Diego Dequigiovanni e Anderson Hernanes

E così, poco per volta, il progetto prende forma. Il Profeta incontra un connazionale brasiliano, anche lui di base a Torino: Diego Dequigiovanni che, all’epoca, lavorava al Ristorante Del Cambio. Tra i due nasce un’amicizia che si consolida e diventa società. Insieme decidono di dare vita al progetto di Cà del Profeta e, nel periodo dei lavori di ristrutturazione, iniziano ad acquistare bottiglie per la futura cantina. Ma i tempi si allungano a dismisura, anche perchè la location si trova su territorio Unesco, e così i due brasiliani optano, nel frattempo, per un Piano B che si chiama Luogo Divino. Nasce così una delle “enoteche con cucina” più in voga di Torino che oggi, dopo cinque anni di attività conta undici dipendenti e si assesta ben oltre l’idea iniziale di qualcosa di temporaneo. Novecento etichette a disposizione, 17 mila clienti serviti nel solo 2021 (ancora anno di pandemia come tutti ben sappiamo) e una cucina che oggi cambia pelle diventando non a servizio del bere, ma con una propria e preponderante identità.

Remo Girardi

“Con noi lavora da sempre un altro amico brasiliano – commenta DequigiovanniRemo Girardi che è il resident chef di Luogo Divino. Insieme abbiamo portato qui le nostre esperienze e le nostre origini: Hernanes è del nord del Brasile, Remo del centro e io del sud, ma noi due siamo anche veneti; io ho lavorato da Ducasse a Londra, Remo da Berasategui in Spagna, insomma è un bel mix”. Da Luogo Divino (che presto amplierà la cucina con nuovi spazi destinati alle lavorazioni) si scelgono dalle Perle di manioca con formaggio al Sashimi di rapa marinata con cozze, vongole, brodo speziato, coriandolo e pepe sansho, dal Risotto al radicchio rosso e formaggio Monte Veronese 24 mesi (che spettacolo!) alla Lingua di vitello con salsa teriyaki, purea di patate e pak-choi. Ps Il cioccolato in degustazione è quello di Mara dei Boschi, come il caffè del resto (uno Specialty coffee che si chiama Ialty e che è anche proposto nella versione Flora, un 100% Brasile il cui nome è un omaggio alla figlia di Dequigiovanni perchè qui, in piazza Carlina, si è creata una grande famiglia del gusto e di amici).

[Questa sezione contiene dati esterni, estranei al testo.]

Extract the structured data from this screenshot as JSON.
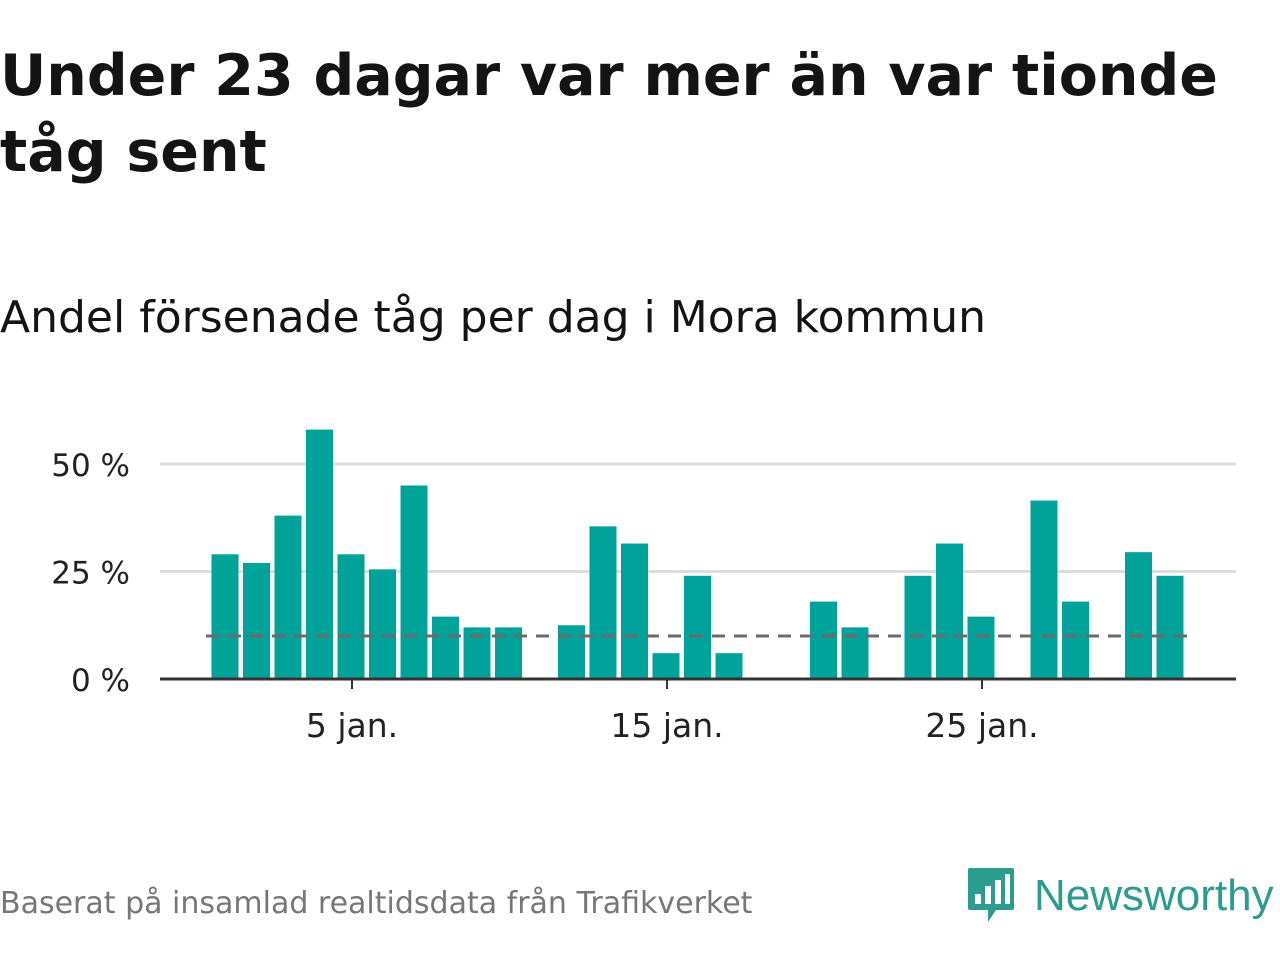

E da Luogo Divino ci sono ovviamente, in degustazione, anche i vini di Cà del Profeta (che ha finalmente aperto il resort nel 2021 e la cui cucina è guidata dallo stellato torinese Christian Milone e dallo chef resident Antonio Di Leo): sui cinque ettari e mezzo di vigneti (di cui quattro piantumati) si producono Barbera d’Asti Docg, Grignolino d’Asti Doc “Saudade” (il mio preferito) e Piemonte Brachetto Doc. “Adoro stare in mezzo alla natura – spiega Hernanes – e capire il perchè delle cose: ecco perchè quando sono arrivato ho assaggiato tutte le tipologie di uva che c’erano nel vigneto e perchè oggi trascorro molto tempo tra i filari con i miei quattro figli. Cà del Profeta – prosegue – è un progetto di accoglienza con camere, vini e una cucina che guarda sì al territorio (basti pensare agli straordinari Agnolotti di Milone), ma anche al luogo internazionale che sta diventando: sono tanti gli stranieri che arrivano da ogni parte del mondo in queste terre non solo per vacanza, ma anche per acqusitare casa e viverci, proprio come ho fatto io”.

I vini di Cà del Profeta (e tra le bottiglie ci sono anche io)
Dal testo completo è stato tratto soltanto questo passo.